"Shit" de Jacky Schwartzmann (Editions Le Livre de Poche): comment gagner de l'argent très vite...
… et en faire profiter la communauté, tout en essayant d'anticiper les risques et les dommages collatéraux!
Envoyez votre CV et lettre de motivation à Jacky Schwartzmann, il semble en connaitre un rayon!
Pitch (4ème de couv):
"Quand Thibault débarque à Planoise, quartier sensible de Besançon, il est loin de se douter que la vie lui réserve un bon paquet de shit. Conseiller d'éducation au collège, il mène une existence tout ce qu'il y a de plus banal. Sauf qu'en face de chez lui se trouve un four, une zone de deal tenue par des trafiquants albanais à la baffe facile, que ces derniers se font descendre lors d'un règlement de comptes et que Thibault et sa voisine, la pragmatique Mme Ramla, tombent sur la cache de la came. Que faire de tout ça? Il suffit aux deux comparses de comparer leurs fiches de paie avec le prix de la barrette pour savoir… et prendre une décision qui pourrait bien concerner tout Planoise."
C'est au décours des déambulations aux Quais du Polar, après avoir fait dédicacé le premier roman de Mathilde Beaussault que mes yeux ont glissé sur les romans de son voisin, Jacky Schwartzmann. Une lectrice qui me voyait hésiter a fini par me convaincre en me disant: "Vous connaissez Philippon? Vous adorerez Schwartzmann!". N'étant plus à un achat de bouquin près, l'auteur semblant par ailleurs plutôt avenant et proposant du chocolat pour se faire pardonner d'avoir pris le temps de papoter avec ses cousins, il n'en fallait pas plus pour acquérir Shit.
Effectivement, difficile de ne pas trouver des ressemblances entre Benoit et Jacky. Une écriture très drôle, remplie de punchline et qui fait la part belle aux petites gens. Avec davantage de critique sociale cinglante côté Jacky: sur l'injustice de ce monde qui font que tes chances ne sont pas les mêmes dans la vie selon si tu vis en cité HLM ou cité bourgeoise, et si tu t'appelles Camille ou Hakim. Et que parfois, la seule option est de prendre sa place dans le trafic (comme dirait Francis Cabrel).

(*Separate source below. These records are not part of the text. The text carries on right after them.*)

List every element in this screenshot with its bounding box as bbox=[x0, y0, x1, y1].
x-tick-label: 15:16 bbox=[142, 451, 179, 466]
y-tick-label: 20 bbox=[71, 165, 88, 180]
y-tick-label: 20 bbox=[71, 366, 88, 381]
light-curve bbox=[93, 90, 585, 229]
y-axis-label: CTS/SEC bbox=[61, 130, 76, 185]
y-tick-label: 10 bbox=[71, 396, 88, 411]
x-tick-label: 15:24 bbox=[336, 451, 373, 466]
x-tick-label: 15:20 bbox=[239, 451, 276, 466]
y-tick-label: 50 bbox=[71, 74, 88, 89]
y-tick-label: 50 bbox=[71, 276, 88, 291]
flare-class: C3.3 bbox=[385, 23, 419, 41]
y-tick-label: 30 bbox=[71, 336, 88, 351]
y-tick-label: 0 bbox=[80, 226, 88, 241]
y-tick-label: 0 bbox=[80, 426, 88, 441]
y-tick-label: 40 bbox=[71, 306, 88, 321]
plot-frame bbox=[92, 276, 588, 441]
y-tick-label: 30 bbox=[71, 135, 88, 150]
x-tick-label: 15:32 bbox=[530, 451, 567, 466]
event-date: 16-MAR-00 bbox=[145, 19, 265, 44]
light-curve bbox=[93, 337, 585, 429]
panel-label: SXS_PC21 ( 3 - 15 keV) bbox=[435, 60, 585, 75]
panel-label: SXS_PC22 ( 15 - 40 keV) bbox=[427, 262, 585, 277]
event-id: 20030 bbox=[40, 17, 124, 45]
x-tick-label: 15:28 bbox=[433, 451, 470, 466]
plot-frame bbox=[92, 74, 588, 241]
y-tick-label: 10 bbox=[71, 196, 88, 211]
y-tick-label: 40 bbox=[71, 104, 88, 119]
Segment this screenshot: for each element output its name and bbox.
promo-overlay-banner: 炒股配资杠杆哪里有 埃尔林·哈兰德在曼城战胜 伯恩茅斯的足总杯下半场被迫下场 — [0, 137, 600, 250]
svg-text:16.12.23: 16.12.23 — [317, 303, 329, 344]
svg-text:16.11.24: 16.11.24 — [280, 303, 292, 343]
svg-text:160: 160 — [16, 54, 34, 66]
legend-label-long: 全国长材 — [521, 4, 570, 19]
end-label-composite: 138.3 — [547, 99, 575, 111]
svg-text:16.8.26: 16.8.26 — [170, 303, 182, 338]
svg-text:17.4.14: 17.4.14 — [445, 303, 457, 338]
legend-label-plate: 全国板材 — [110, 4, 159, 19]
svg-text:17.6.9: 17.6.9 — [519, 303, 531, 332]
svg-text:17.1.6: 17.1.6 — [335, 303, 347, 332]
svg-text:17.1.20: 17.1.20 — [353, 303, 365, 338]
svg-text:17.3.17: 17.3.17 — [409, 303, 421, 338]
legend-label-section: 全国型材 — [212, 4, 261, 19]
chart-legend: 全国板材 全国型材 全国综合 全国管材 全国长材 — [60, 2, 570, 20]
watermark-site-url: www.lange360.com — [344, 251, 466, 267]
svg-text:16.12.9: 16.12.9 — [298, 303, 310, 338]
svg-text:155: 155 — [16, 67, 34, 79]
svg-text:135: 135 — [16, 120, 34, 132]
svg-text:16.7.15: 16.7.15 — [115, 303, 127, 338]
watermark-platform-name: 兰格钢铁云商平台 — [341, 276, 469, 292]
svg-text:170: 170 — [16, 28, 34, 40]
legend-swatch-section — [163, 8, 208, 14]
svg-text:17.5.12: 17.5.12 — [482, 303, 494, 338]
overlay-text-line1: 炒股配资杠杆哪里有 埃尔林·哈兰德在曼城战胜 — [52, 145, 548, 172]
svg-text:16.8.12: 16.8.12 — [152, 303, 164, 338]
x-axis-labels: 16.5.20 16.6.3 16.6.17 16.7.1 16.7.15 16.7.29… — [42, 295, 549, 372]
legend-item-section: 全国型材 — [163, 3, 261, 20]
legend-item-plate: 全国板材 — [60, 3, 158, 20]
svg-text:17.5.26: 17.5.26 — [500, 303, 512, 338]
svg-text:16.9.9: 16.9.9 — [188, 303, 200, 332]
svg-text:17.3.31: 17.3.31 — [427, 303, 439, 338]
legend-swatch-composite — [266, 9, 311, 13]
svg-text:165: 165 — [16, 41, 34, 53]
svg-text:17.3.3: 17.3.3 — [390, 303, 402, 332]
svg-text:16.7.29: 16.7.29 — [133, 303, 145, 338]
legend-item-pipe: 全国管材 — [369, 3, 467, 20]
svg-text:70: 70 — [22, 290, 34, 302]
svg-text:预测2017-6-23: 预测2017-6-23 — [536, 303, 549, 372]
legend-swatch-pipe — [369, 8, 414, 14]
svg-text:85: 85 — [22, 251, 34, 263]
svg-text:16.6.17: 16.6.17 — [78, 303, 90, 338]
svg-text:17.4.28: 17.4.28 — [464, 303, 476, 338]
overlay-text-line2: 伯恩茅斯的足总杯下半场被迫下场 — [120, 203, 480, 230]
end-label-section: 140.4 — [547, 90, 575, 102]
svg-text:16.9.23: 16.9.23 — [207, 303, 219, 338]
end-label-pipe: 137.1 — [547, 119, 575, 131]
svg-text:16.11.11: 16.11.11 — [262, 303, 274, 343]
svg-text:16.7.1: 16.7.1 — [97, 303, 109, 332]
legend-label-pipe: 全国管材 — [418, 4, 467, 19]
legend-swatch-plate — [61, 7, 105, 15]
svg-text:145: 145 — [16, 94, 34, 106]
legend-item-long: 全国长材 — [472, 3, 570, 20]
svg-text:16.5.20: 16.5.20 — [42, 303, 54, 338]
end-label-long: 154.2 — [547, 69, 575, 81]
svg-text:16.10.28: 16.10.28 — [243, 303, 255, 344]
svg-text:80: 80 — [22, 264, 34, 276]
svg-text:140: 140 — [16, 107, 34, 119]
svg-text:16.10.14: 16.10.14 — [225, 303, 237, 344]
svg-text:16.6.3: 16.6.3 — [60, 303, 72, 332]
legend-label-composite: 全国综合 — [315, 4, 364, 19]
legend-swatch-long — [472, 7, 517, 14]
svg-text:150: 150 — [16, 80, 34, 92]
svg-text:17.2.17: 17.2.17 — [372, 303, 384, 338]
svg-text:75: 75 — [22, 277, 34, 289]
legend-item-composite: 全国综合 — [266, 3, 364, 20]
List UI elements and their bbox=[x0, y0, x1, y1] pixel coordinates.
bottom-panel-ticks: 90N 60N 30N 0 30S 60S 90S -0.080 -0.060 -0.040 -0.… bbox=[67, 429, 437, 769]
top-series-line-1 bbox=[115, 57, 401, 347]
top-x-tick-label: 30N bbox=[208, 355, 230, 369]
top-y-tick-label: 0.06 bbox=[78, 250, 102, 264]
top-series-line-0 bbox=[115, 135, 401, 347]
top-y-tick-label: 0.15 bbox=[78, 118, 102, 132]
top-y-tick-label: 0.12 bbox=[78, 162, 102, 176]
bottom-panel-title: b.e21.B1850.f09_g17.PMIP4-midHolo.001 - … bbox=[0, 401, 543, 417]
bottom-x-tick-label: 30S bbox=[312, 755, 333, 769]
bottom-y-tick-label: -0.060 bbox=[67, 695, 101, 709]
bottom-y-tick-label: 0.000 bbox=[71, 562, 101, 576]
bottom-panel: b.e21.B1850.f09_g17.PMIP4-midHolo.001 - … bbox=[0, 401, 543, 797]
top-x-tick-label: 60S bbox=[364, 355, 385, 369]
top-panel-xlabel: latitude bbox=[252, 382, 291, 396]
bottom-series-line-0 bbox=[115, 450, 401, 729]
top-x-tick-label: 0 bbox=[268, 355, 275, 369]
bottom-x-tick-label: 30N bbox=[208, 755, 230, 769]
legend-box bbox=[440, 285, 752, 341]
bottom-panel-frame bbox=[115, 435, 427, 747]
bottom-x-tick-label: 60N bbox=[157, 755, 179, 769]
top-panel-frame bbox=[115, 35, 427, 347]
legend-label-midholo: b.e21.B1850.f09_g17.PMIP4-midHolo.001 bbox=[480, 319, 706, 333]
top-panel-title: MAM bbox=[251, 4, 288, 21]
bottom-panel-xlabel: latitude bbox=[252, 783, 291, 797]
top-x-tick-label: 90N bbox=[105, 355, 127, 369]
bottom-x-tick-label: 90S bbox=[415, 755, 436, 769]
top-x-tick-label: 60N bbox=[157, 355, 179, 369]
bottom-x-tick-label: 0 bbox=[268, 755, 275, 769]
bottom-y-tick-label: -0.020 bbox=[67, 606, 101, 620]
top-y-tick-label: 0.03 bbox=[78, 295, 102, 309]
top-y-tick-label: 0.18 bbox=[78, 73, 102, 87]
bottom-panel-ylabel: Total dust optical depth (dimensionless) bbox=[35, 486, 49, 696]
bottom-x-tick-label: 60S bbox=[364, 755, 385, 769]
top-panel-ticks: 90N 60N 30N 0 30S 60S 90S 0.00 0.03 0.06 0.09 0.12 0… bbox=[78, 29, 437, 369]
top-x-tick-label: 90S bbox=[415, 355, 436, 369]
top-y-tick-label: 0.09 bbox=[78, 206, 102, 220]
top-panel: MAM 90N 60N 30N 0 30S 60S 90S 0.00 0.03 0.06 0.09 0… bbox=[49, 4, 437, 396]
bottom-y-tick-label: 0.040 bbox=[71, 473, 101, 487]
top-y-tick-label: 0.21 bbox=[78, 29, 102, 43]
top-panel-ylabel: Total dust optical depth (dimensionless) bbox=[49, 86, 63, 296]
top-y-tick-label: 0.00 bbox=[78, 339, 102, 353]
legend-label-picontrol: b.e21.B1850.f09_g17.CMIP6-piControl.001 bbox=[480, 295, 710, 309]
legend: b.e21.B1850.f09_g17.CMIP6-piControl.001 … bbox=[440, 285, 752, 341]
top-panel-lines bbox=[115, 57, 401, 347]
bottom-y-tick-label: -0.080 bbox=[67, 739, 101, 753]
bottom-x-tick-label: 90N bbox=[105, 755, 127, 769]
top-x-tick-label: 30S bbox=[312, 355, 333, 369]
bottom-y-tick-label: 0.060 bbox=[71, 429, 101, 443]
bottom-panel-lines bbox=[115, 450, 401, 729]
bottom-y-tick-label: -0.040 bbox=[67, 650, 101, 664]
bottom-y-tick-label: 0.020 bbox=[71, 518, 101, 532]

Et voilà comment Thibault, CPE du collège de la zone, gauchiste convaincu, finit par se retrouver patron d'une entreprise lucrative. Reste à choisir quoi faire des dividendes…
Une histoire vitaminée et punchy qui fonctionne bien. Une parodie du roman d'initiation où un éduc transparent devient un taulier confiant. Mais à laquelle il m'aura manqué un petit supplément d'âme: l'émotion. Car là où Philippon sait faire passer le lecteur du rire aux larmes, Jacky Schwartzmann reste cantonné aux 50 nuances de rire uniquement (du cartoonesque au grinçant). Petite déception.
(Peut-être aurait-il fallu ne pas mentionner Philippon sur la couverture pour ne pas souffrir de la comparaison?)